Gli strumenti non identificati dal codice sono esercizi di stile del
miniaturista o sono realmente esistiti? Si tratta di strumenti "etnici"
propri della tradizione colta castigliana o galiziana? Oppure ci
troviamo di fronte al risultato di "prototipi" realizzati alla ricerca
di nuovi timbri, tentativi maturati nel clima di fervore artistico e
scientifico dominante alla corte di Alfonso? Sono forse strumenti
simbolici, legati a ipotetici significati esoterici?
Ad ogni modo, le miniature del codice J. B.2 ci danno precise
indicazioni sulle sonorità preferite nell' ambiente che ha
concepito la raccolta delle Cantigas ed il confronto tra materiale
letterario e rappresentazioni iconografiche ci consente di allargare il
numero delle informazioni in nostro possesso.

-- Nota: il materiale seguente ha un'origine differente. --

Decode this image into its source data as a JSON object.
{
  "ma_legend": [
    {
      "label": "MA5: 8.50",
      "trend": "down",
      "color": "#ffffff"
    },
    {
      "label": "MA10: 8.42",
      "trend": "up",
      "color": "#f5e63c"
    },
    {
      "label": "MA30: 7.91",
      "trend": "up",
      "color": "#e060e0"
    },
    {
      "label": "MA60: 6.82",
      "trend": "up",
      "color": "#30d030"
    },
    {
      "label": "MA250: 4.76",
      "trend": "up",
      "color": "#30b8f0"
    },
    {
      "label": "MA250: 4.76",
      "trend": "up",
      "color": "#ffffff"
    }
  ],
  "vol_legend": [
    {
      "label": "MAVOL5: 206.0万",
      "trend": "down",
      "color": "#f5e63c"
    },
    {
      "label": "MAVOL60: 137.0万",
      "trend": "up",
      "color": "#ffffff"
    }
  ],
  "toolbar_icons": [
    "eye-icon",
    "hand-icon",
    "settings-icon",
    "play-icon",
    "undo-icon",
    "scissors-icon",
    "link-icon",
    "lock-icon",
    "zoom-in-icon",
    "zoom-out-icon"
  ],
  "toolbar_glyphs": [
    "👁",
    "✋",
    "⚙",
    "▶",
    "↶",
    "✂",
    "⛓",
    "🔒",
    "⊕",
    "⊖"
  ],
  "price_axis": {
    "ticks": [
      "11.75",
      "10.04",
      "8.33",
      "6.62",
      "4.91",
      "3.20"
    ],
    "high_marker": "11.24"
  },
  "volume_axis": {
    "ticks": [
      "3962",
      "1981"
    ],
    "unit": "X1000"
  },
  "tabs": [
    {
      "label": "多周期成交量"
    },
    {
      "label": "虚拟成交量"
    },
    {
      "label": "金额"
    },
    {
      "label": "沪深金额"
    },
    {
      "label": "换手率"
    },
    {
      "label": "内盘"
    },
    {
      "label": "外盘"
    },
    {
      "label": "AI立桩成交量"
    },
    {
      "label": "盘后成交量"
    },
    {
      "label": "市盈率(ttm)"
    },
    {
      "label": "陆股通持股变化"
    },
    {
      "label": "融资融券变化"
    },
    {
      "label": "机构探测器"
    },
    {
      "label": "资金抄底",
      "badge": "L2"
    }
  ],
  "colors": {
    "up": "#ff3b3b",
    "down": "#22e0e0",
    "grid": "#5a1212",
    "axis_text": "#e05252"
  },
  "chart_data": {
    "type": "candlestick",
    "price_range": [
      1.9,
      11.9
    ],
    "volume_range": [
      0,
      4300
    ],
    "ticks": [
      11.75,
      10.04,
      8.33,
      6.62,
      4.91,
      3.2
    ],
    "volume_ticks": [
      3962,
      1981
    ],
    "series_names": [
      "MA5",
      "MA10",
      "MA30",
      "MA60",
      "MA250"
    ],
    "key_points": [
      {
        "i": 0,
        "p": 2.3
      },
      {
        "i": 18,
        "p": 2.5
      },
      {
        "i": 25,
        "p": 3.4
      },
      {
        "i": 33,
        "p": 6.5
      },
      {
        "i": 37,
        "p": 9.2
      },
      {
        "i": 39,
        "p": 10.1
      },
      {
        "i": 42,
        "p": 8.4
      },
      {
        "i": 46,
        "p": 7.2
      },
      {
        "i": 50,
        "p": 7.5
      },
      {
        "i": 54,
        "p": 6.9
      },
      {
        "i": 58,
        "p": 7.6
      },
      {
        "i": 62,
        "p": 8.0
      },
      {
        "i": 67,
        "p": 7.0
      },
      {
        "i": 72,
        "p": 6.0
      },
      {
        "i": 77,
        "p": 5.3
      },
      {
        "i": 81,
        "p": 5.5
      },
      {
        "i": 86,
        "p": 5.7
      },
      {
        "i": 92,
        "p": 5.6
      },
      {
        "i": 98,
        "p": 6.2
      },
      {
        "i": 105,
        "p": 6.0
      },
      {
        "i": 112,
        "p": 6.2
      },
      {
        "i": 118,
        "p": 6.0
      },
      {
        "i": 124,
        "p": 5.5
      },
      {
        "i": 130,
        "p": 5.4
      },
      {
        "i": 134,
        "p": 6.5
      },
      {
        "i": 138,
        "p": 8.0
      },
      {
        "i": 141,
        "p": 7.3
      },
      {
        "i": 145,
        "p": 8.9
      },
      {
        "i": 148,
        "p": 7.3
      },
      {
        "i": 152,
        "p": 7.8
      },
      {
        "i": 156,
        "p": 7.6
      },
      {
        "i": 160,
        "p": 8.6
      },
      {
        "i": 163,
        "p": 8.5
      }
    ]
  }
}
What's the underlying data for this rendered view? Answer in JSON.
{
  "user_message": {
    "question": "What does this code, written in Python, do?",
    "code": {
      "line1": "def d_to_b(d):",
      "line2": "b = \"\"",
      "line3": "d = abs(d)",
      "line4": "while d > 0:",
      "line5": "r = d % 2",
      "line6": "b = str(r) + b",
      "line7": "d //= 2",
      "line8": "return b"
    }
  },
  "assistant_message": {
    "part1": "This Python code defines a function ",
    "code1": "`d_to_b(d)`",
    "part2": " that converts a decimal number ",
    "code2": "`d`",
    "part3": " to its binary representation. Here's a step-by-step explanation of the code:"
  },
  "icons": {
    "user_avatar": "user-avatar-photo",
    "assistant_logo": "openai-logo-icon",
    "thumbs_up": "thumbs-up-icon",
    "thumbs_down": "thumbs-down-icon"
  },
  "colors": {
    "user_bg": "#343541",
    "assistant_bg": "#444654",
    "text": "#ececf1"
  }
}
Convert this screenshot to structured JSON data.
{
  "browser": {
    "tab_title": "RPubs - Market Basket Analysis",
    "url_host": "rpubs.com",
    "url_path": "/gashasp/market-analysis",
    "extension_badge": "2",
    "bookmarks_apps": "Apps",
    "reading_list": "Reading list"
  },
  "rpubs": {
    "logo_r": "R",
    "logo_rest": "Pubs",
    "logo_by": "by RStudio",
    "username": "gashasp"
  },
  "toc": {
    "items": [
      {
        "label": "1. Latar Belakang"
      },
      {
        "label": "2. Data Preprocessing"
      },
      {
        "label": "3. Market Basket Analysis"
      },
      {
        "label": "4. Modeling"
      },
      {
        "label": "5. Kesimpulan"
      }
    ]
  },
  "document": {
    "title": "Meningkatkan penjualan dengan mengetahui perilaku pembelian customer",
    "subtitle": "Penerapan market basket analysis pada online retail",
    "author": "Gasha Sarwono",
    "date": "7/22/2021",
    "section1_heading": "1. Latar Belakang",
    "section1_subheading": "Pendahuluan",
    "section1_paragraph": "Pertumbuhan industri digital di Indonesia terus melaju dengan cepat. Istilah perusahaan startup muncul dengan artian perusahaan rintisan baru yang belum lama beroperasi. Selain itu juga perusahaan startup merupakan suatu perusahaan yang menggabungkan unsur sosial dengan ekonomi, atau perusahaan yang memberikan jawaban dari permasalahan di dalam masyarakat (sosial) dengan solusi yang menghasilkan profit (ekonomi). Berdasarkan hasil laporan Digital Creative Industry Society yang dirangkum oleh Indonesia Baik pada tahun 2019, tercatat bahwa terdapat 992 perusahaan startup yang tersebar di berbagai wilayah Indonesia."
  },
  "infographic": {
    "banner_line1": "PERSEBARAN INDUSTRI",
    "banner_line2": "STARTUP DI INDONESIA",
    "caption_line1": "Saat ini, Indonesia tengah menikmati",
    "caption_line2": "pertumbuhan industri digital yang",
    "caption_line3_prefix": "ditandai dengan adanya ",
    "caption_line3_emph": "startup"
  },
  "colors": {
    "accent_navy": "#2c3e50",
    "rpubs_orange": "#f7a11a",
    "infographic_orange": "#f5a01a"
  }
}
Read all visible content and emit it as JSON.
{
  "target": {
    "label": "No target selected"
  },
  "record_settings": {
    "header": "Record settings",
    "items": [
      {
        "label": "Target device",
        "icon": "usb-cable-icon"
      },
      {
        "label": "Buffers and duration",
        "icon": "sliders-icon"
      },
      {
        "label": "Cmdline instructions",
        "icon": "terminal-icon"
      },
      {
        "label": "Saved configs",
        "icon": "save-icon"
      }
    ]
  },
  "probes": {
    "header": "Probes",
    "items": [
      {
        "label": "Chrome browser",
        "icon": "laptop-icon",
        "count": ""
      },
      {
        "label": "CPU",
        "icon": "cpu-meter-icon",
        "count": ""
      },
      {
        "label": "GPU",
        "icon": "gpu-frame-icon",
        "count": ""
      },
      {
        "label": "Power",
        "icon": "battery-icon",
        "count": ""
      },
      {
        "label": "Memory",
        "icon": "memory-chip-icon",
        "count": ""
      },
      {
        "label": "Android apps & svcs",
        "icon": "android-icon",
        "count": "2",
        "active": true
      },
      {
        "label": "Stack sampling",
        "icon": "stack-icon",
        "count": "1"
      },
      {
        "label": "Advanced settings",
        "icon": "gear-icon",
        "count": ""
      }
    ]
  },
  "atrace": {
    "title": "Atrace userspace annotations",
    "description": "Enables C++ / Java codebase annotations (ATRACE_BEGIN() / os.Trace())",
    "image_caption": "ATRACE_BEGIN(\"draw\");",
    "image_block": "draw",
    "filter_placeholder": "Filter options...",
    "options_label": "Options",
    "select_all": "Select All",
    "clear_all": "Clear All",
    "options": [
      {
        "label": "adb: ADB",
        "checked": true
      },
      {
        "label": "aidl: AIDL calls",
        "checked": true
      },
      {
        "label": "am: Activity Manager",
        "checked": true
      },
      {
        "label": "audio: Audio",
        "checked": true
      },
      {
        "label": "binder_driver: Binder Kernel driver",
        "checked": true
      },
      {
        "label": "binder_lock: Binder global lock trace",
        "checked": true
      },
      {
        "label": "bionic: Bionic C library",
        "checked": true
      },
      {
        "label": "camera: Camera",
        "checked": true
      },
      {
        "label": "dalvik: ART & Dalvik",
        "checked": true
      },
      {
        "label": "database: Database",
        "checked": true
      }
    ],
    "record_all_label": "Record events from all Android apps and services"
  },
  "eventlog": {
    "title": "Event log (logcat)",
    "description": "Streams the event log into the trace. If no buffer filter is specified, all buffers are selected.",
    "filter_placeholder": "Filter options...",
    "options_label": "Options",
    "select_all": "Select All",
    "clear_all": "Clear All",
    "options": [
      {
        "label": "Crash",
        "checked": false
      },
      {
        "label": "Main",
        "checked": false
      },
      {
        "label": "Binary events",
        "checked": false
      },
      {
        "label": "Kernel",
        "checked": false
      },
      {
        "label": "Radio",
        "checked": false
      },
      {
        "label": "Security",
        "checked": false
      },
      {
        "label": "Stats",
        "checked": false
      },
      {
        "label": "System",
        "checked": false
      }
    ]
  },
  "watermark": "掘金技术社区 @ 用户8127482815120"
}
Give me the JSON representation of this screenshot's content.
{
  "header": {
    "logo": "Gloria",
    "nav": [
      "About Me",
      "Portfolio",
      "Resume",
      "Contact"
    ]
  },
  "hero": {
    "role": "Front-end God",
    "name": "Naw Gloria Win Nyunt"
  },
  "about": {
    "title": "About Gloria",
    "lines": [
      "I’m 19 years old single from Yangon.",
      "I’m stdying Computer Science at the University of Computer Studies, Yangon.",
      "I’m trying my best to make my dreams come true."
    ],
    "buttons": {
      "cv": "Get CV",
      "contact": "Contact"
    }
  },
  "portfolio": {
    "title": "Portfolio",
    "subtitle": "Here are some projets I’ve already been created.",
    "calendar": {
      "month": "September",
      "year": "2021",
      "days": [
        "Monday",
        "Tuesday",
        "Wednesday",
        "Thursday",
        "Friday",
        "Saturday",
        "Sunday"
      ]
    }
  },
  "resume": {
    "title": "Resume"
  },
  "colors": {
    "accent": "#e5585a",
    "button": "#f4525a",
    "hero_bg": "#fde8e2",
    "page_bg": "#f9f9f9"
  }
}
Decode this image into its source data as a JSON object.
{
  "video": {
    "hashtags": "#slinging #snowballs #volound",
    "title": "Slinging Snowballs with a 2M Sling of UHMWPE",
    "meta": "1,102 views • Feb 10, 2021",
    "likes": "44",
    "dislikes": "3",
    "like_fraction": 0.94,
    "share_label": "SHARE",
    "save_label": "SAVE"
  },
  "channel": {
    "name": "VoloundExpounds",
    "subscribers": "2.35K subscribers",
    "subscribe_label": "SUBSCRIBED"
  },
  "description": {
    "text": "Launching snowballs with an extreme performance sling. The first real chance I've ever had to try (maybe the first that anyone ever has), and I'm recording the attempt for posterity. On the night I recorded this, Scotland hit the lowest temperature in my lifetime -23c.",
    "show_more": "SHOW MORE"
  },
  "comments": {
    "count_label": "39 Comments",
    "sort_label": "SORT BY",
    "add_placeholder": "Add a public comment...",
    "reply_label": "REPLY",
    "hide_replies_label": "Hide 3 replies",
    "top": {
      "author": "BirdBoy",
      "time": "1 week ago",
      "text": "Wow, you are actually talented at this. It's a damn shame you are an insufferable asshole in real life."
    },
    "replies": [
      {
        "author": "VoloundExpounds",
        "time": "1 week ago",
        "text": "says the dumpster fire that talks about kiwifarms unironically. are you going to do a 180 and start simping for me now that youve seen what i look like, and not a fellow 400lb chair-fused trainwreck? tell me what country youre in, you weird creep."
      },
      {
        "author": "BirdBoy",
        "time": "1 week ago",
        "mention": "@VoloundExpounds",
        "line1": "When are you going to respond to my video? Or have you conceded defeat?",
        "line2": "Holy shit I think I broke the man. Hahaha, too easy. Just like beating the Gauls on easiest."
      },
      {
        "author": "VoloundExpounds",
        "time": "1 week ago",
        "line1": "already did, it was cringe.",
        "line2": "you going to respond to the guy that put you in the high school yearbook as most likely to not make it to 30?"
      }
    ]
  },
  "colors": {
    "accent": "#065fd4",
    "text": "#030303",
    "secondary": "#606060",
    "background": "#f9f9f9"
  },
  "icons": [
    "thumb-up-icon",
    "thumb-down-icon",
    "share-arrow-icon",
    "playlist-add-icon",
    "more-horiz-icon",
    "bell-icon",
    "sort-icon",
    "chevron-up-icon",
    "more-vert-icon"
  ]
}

Gli strumenti a corda sembrano godere di grande popolarità nella
Castiglia del XIII e XIV secolo; le fonti sono concordi nel considerare
la viella lo strumento principale dei musicisti di professione, specie
di coloro che cantando necessitavano di un accompagnamento. Nelle
miniature delle Cantigas la viella è rappresentata in varie
forme ed è armata con quattro o cinquecorde; all'apparenza
sembra fornita di un ponticello piatto, e ciò consente di
ipotizzare una tecnica esecutiva basata sull'utilizzo costante di
almeno due corde contemporaneamente. Tuttavia il ponticello piatto non
impedisce che la prima e l' ultima corda possano essere suonate
singolarmente.
Secondo il teorico Girolamo di Moravia (metà del XIII secolo),
lo strumento era accordato in tre modi diversi; due dei tre sistemi di
accordatura sembrano ben adattarsi ad uno strumento con il ponticello
piatto (presenza di bordoni e di corde all' unisono) mentre il terzo
sembra destinato ad uno strumento dal ponticello curvo, così
come l' accordatura suggerita circa un secolo dopo dal musicista e
teorico francese Jean Vaillant. Probabilmente i due tipi di strumento
coesistevano ed erano destinati a generi diversi di musica. Per la
realizzazione di questa incisione sono stati utilizzati strumenti con
diversi ponticelli: tendenzialmente piatti per l' accompagnamento di
parti vocali e con curvature più pronunciate per parti
strumentali più agili. Accanto alla viella è
rappresentato un altro strumento a corda, popolarissimo a quel tempo:
la citola. Si tratta di uno strumento a corde pizzicate, dal fondo
piatto e di forma simile alla moderna chitarra, anche se la parentela
tra i due è più ipotetica che reale.
Veniva suonato con un plettro, aveva quattro ordini di corde doppie,
forse di metallo ed il manico era dotato di tastature. La citola poteva
eseguire melodie con accompagnamento di bordoni ed era capace di
sottolineare con efficacia una linea ritmica.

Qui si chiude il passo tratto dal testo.